I really like cold noodle salads, you can make them really fresh with a mix of raw and steamed vegetables and a zingy dressing. I used a mix of typical stirfry ingredients like julienned carrot, courgette and edamame beans but I mixed in some of my other salad faves like lettuce!
I am just getting used to making interesting salad dressings. My ‘go to’ dressing is olive oil, vinegar, lemon and sometimes wholegrain mustard, smooth and glossy but also acidic enough to cut through other flavours.
The thing I like about Asian dressings is that you can include all of those amazing fragrances like ginger, garlic and red chilli. Leave them to marinade in the soya sauce for a while to soften the sharpness.

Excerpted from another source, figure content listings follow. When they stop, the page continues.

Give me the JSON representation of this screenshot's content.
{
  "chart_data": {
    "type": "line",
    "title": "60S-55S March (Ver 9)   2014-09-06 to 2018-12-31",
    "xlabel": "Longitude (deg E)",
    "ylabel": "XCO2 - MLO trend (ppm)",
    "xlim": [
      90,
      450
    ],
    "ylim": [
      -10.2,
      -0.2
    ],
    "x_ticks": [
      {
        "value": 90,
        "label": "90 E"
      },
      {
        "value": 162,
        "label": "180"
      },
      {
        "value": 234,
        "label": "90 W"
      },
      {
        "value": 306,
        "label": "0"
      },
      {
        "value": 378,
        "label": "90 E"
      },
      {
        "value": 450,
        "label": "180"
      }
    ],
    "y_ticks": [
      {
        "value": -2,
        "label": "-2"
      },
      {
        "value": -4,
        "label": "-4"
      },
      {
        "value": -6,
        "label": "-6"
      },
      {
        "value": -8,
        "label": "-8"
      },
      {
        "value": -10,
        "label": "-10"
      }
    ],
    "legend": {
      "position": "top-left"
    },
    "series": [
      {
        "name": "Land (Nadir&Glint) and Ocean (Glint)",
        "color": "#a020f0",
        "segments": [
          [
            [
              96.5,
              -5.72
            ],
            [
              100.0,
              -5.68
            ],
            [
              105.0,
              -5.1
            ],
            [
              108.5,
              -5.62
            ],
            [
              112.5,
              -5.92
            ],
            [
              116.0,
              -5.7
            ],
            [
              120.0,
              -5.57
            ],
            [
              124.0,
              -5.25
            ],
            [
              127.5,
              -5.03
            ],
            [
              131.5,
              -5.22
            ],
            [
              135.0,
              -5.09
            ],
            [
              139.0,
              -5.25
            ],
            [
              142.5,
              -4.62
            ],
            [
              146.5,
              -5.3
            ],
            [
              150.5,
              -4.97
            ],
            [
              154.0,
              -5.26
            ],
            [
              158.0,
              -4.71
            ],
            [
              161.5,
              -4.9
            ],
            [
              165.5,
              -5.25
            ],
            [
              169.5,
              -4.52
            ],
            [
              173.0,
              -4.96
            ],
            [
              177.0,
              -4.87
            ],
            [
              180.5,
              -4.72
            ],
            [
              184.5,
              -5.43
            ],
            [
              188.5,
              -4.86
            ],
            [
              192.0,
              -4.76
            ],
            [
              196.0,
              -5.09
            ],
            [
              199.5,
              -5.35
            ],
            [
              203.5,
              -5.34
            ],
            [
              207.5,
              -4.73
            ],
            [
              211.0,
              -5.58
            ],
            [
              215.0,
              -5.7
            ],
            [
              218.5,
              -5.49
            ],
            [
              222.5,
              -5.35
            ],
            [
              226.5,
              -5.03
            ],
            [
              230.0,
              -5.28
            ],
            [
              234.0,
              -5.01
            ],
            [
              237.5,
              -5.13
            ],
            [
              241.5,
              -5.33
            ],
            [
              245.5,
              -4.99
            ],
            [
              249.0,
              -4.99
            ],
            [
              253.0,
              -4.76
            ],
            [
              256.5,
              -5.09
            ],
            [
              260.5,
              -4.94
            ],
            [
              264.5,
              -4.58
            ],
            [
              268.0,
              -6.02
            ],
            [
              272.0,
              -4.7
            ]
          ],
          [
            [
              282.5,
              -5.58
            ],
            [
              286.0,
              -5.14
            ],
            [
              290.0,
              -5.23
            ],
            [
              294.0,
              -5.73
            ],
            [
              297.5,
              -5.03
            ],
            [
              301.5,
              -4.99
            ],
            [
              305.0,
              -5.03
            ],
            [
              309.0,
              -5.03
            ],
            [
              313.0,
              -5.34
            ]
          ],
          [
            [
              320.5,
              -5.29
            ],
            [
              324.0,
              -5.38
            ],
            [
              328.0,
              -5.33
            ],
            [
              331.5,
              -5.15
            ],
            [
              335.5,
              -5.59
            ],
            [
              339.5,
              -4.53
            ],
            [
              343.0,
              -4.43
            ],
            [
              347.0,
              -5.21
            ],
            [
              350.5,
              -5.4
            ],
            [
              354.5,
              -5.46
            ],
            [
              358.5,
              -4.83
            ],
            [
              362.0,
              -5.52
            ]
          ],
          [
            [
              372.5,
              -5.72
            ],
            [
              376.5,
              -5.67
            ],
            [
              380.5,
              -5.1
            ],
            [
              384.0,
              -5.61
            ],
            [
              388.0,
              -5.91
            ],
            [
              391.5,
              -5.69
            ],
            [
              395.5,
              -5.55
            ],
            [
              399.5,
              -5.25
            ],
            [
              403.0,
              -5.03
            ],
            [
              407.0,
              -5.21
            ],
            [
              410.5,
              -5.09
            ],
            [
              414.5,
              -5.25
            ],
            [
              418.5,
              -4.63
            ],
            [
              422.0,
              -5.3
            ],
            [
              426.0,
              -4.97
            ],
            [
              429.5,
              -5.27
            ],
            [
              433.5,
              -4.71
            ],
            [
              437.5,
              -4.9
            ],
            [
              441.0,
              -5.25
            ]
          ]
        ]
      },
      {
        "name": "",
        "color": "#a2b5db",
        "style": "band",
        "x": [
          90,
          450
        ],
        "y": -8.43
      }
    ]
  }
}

Edamame and rice noodle salad
For the dressing:
1 Lime (Juice)
Few drops of Toasted Sesame Oil
1 tblspn Gluten Free Soya Sauce or Tamari Sauce
1 Red Chilli
1 Inch. Ginger
1 Garlic Cove
1 Cup Edamame beans,
1 large Carrot
2 heads Gem Lettuce
2 portions of thin Rice Noodles
To make the dressing squeeze the lime juice into a bowl and add the sesame oil and soya sauce. Finally chop the red chilli (deseed if you want it less spicy), garlic and ginger and add to the sauce in the bowl. Put to one side.
Steam or boil the edamame beans for 3-4 minutes. Cook the noodles according to the packet instructions then run under cold water and allow to cool down with the beans.
Slice the lettuce and finely julienne the carrot and courgette. Mix everything together, serve onto a big plate or a salad bowl and pour over the dressing. Serve at room temperature.
I had this for lunch over three days and it kept well in the fridge, just cover the bowl with cling film and keep cold.
You could add any of your favourite salad items such as cucumber, peppers, onions, book choi, celery or mushrooms.